On va commencer par le facile et l'agréable et comme ça, le lecteur peut prendre son agenda :

Oisans Solidaire sera à nouveau sur le marché de Bourg-d'Oisans pour partager un café solidaire (appelons-le « Café Sol' », cela évitera les redondances !)
Le samedi 18 mai, à partir de 10h.
C'est une occasion pour mieux faire connaissance, notamment entre adhérents, membres du CA etc...

Mais aussi, il y aura une projection du film « Déplacer les montagnes », de Laeticia Cuvelier et Isabelle Mahenc, au cinéma de Bourg-d'oisans
le samedi 25 mai, à 20h
qui sera précédée et/ou suivie d'un moment de grignoti partagé pour parler ensemble de toute cette thématique.

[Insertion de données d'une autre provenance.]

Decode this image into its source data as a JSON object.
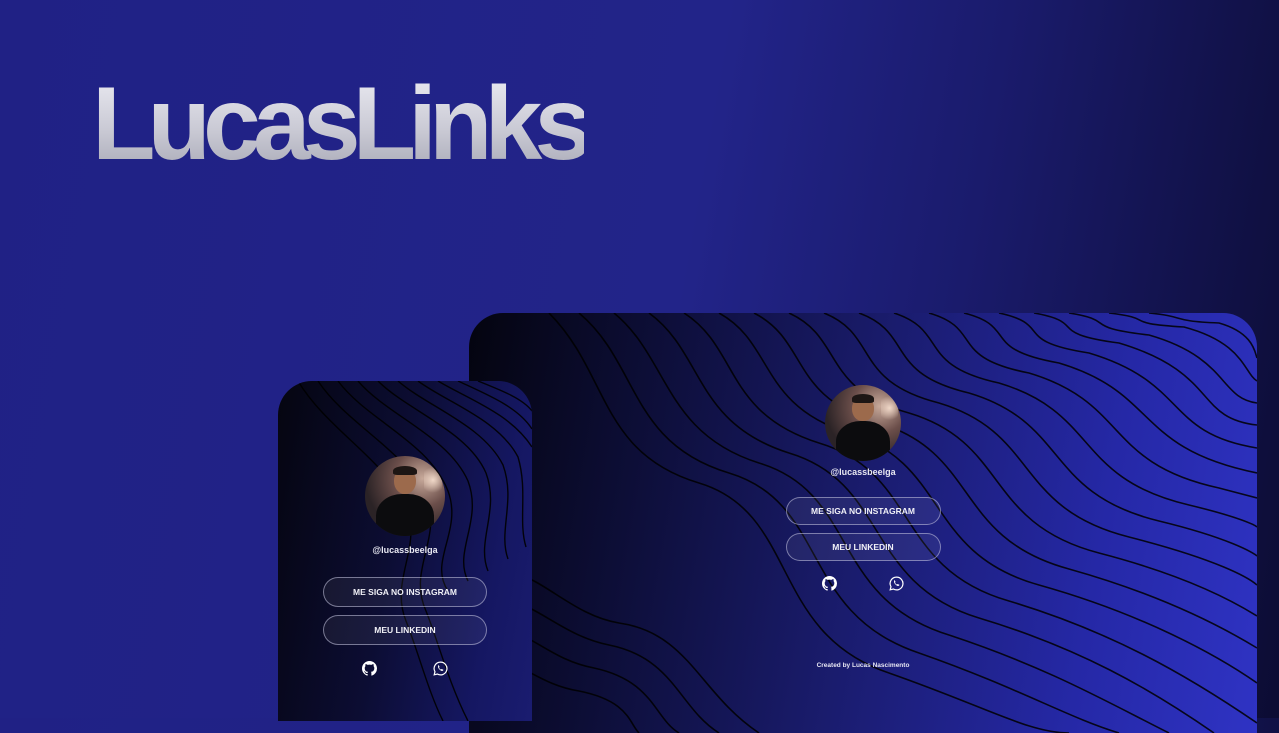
{
  "brand": {
    "title": "LucasLinks"
  },
  "desktop": {
    "handle": "@lucassbeelga",
    "buttons": [
      "ME SIGA NO INSTAGRAM",
      "MEU LINKEDIN"
    ],
    "social_icons": [
      "github-icon",
      "whatsapp-icon"
    ],
    "footer": "Created by Lucas Nascimento"
  },
  "mobile": {
    "handle": "@lucassbeelga",
    "buttons": [
      "ME SIGA NO INSTAGRAM",
      "MEU LINKEDIN"
    ],
    "social_icons": [
      "github-icon",
      "whatsapp-icon"
    ]
  },
  "colors": {
    "background": "#222489",
    "device_dark": "#04040f",
    "device_light": "#2f33c4",
    "button_border": "#c8c8e1",
    "text": "#f1f1f7"
  }
}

Pendant plus d’un an, Isabelle Mahenc et Laetitia Cuvelier ont filmé de l’intérieur les rencontres entre les personnes exilées qui arrivent après un long périple et celles et ceux qui les accueillent
entre les montagnes du Briançonnais. Anne, Yves, Fanfan, Max et Alia habitent les vallées du Briançonnais. Les chemins de l’exil ont conduit Ossoul, Abdallah, Ali et Boubacar dans ces montagnes frontière et refuge. Comment se rencontrent-ils ? Quels sont leurs colères, leurs rêves et leurs espoirs ? Comment tentent-ils de déplacer des montagnes ? Dans leurs récits et dans les moments de fraternité qu’ils partagent, s’esquissent des réponses et d’autres interrogations…

https ://reporterre.net/Avant-premiere-du-film-Deplacer-les-montagnes-a-Briancon-Hautes-Alpes

Car cette problématique, on le sait bien, est toujours au cœur d'enjeux nouveaux. Celui du mois de mai sera les élections européennes et la montée des partis populistes, europhobes, et anti-migrants puisqu'il semblerait que tout cela fonctionne un peu ensemble...

On va d'abord donner des nouvelles des demandeurs d'asiles installés à Bourg-d'Oisans et suivis par Oisans Solidaire, avant de les mettre en perspective avec des chiffres et des données européennes.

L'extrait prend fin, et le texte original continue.